L’autre jour, on a perdu le pauvre petit Youssef parce que ses parents n’avaient pas d’argent pour le soigner. Je suis révolté. Comment  peut-on  laisser des enfants mourir dans notre pays, sous prétexte qu’il n' y a pas d’argent ?

Je me demande où est l’Etat ? Où est le ministère de la Santé ? Pourquoi n’ y a-t-il pas d’accord de prise en charge d’enfants gravement malades entre la Tunisie et la France, comme ça existe avec l’Algérie  et le Maroc.

Comment le petit Imrane a vécu toute cette période de soins et cet éloignement de sa famille et de son pays ?

Imrane a trop souffert.
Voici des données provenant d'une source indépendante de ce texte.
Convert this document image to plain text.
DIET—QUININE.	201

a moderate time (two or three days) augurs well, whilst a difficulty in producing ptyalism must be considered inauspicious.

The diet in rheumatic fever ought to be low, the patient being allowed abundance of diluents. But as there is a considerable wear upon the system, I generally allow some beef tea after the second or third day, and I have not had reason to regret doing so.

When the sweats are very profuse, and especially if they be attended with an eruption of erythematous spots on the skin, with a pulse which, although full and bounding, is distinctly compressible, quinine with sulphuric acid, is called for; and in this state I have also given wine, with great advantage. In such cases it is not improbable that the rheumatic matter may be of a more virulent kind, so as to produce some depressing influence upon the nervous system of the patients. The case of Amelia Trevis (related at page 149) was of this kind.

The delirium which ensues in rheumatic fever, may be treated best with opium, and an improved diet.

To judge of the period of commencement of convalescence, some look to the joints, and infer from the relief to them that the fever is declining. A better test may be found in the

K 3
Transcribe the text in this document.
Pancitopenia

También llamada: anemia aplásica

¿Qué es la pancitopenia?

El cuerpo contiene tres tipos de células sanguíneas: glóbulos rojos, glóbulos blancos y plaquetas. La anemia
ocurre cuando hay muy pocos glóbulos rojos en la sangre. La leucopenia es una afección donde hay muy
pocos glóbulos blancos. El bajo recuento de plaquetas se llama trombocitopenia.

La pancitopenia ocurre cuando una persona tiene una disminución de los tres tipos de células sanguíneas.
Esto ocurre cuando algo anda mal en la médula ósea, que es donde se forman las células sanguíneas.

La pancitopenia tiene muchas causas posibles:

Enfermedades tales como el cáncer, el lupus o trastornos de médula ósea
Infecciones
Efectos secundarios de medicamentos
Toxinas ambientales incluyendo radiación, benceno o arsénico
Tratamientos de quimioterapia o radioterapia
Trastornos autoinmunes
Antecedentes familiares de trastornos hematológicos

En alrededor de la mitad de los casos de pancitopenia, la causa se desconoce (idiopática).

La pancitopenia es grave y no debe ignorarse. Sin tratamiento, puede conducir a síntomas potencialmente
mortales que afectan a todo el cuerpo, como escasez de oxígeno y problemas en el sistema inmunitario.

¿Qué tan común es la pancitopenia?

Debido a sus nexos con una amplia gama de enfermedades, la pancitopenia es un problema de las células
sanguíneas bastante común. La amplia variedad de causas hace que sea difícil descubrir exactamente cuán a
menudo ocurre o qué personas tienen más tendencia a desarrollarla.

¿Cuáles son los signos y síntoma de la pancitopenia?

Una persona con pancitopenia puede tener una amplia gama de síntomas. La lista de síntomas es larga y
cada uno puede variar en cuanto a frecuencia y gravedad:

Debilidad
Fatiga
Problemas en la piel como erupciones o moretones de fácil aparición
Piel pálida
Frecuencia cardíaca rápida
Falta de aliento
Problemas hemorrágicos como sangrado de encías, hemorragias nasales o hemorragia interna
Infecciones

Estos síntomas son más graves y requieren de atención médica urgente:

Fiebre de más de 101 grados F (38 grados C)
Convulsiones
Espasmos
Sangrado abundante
La maladie l’a beaucoup fatigué surtout quand il était encore en Tunisie. Comme vous pouvez l’imaginer, on n’a malheureusement pas encore de traitement des douleurs ici en Tunisie. En France, par contre, il y a un patch antidouleur et sa situation s’est améliorée progressivement avec le soutien de sa mère qui a été toujours à ses côtés.

Votre mission est terminée avec Imrane ou est-ce que vous allez prendre en charge d’autres cas ?

On voudrait travailler dans la continuité. On n’a pas créé cette association pour s’arrêter là. Forte de cette réussite avec Imrane, on va continuer avec beaucoup de courage pour sauver d’autres enfants.

« Imrane nous a fait découvrir un état sanitaire très déplorable en Tunisie »
                                             

Mais l’association porte le nom d’Imrane ?

Imrane sera à jamais notre porte-drapeau. C’est important parce que ça a marché avec lui. Maintenant on va créer un véritable élan de solidarité avec les enfants atteints de maladies graves, qui ont besoin de ce genre de soins trop coûteux.
 
Est-ce que le neuroblastome surrénalien, ce cancer qui touche les enfants de moins de 6 ans, est une maladie fréquente en Tunisie ?

 
Cette maladie touche  les enfants de 0 à 6 ans. Imrane  va bientôt avoir ses 3 ans, Taïma (peut-être notre futur cas) a 6 ans. En effet, quand on a commencé l’opération avec Imrane,  on a parlé de 10 cas. Malheureusement l’un d’entre eux est décédé. Il reste donc 9. Et pourtant les politiques tunisiens ne font rien pour sauver ces gamins.

Normalement, à partir du moment où tes enfants sont malades tu fais le maximum pour qu’ils guérissent. La Tunisie doit faire de même avec ses enfants. Il faut rappeler dans ce sens qu’on est aujourd’hui sur des maladies qui sont guérissables, le traitement existe, il est connu.

Qu’avez-vous retenu de cette expérience ?

Imrane nous a fait découvrir un état sanitaire très déplorable en Tunisie. Comment peut-on  imaginer qu’on utilise ‘’un rideau de douche’’ pour séparer deux lits de malades cancéreux. Le gamin qui a un cancer, s'il ne fait pas sa douche correctement comment il va faire sa chimio ? Comment il va être soigné ?

Nos malades ont besoin d’un traitement adéquat, d’une hygiène, de respect et d’un service de qualité.L’état déplorable des hôpitaux tunisiens est scandaleux.Néanmoins, cette expérience nous a montré que nous avons malgré tout de bons médecins.  Ils sont tous biens formés mais ce qui les handicape, ce sont les moyens et surtout la volonté politique.

Pour finir, je dois féliciter et remercier tous ces gens qui ont aidé Imrane, qui ont répondu à l’appel et ont fait preuve d’une mobilisation remarquable. Je dis bravo à eux. Je dis chapeau au peuple tunisien, et aux médias comme vous qui n’ont pas hésité à communiquer nos informations.